Kafka Consumer Group: A Brief Explanation

A Kafka Consumer Group is, at its core, a way of allowing a pool of consumers to divide the processing of data over multiple consumer instances, each of which is called a consumer. It might be easier to visualize this.

Consumer Group

As depicted, a consumer group consists of several consumers. Here are the key aspects:

  1. Each consumer within a group will read from a unique set of partitions of the topics they are subscribed to. This way, the records within these partitions can be consumed in parallel, thus providing scalability and fault tolerance.
  2. Kafka ensures that a partition is only consumed by a single consumer within the group to maintain the order of the records. If a consumer fails, Kafka will reassign its partitions to other consumers in the group.

But, what happens if the number of consumers changes, you might wonder? Let’s see.

If a new consumer joins a group, Kafka will trigger a rebalance. This implies that the assignment of partitions to consumers might change to accommodate the new consumer.

Let’s illustrate this with another image:

Consumer Group Rebalance

Similarly, if a consumer leaves a group (either because of failure or shutdown), another rebalance will take place to redistribute the partitions of the leaving consumer to the remaining ones.
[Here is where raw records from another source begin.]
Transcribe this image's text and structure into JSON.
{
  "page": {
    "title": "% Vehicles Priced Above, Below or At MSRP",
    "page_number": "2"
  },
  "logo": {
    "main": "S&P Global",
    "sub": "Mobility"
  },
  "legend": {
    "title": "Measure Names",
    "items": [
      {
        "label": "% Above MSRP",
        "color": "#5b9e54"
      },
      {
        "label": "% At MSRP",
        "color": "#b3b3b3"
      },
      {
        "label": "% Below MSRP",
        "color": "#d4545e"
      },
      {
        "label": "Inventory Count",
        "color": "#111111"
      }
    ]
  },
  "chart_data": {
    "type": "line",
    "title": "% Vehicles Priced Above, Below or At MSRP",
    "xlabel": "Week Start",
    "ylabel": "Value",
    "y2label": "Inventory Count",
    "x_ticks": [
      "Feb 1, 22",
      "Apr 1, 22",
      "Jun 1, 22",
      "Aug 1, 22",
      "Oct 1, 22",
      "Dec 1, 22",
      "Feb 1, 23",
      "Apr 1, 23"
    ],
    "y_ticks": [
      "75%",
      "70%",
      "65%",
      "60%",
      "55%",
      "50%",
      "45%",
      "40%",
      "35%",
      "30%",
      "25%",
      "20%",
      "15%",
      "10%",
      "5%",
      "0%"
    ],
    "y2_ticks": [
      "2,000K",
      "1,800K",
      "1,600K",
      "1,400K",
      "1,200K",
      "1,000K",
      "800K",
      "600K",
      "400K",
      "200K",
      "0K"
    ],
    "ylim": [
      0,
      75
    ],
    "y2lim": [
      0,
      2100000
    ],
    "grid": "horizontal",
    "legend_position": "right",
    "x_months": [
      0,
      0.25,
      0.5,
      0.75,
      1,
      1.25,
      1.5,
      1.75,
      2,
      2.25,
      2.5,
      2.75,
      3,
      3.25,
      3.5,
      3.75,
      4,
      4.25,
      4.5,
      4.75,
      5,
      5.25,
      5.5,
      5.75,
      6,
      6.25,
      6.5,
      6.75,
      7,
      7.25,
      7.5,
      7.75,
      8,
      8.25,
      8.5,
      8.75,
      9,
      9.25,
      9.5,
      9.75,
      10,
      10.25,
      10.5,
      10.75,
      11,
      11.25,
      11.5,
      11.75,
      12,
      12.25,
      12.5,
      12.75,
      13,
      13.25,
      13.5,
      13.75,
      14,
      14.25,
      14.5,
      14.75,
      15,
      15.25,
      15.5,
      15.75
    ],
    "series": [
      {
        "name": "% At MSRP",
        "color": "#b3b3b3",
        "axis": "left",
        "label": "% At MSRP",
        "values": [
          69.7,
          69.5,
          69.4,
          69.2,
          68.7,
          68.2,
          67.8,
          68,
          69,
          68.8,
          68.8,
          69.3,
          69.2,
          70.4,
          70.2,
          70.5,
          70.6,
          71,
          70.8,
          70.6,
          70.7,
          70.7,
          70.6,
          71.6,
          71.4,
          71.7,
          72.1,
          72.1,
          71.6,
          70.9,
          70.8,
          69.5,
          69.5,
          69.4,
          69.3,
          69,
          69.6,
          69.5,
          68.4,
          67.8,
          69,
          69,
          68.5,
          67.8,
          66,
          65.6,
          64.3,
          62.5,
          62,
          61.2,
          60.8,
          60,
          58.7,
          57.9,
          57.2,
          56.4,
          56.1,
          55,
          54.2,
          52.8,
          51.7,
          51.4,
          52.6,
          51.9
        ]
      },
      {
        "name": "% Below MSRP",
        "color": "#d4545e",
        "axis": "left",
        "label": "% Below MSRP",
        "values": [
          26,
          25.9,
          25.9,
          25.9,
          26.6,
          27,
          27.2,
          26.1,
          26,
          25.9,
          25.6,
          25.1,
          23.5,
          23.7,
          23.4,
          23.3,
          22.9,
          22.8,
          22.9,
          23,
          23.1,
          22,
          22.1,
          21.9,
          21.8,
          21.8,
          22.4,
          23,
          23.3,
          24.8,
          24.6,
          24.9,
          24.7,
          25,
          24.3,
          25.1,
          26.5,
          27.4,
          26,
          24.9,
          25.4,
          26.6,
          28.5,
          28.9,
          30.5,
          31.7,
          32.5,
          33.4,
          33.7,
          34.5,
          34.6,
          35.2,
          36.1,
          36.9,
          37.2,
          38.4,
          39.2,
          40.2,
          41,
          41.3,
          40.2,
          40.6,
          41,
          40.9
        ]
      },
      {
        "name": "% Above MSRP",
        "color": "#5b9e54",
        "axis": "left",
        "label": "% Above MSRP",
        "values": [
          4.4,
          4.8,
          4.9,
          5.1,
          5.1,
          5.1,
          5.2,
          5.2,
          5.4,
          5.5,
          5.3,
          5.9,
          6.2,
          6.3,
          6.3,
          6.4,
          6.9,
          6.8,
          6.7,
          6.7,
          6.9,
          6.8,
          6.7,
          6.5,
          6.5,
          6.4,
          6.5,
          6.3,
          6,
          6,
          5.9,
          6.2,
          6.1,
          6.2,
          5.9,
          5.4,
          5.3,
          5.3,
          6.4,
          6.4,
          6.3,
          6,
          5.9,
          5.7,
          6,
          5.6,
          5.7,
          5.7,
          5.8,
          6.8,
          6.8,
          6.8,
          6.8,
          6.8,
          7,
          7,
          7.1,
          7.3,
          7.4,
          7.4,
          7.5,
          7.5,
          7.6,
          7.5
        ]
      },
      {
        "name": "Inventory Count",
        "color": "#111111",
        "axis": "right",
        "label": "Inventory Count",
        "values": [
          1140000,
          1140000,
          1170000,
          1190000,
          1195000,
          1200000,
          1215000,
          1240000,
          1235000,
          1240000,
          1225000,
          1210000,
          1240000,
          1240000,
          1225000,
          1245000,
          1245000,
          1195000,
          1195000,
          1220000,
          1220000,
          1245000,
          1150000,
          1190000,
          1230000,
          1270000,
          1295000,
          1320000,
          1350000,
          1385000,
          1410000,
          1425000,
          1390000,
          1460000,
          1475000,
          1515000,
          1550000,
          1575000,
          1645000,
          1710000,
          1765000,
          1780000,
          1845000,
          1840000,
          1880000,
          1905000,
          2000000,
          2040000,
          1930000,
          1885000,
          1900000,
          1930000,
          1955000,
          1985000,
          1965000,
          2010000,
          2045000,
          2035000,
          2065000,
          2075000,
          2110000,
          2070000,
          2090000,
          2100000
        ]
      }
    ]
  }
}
Kafka’s Replication Factor: An Overview

Kafka’s replication factor refers to the number of replicas of a Kafka partition within a Kafka cluster. It’s a form of redundancy intended to provide resilience and fault-tolerance. To better illustrate this, let’s consider an example.

Replication Factor

In this example, each partition of the Kafka Topic has three replicas. Now, let’s delve into some key points:

  1. Among the replicas, one is designated as the “leader,” while the others are “followers.” All read and write operations for a partition go through the leader, and then the changes get propagated to the followers.
  2. The leader and follower roles are not static. In case the leader fails, one of the followers will be elected as the new leader, which ensures high availability of the Kafka Topic.

Now, what does this mean in terms of resilience and fault-tolerance?

Essentially, a replication factor of N allows the system to tolerate up to N-1 broker failures without losing any data. However, a higher replication factor comes at the cost of more storage and network traffic due to the increased number of replicas.

Let’s consider another illustration:

Replication Factor

This image illustrates how, despite a broker failure, the Kafka Topic remains available thanks to its replicas.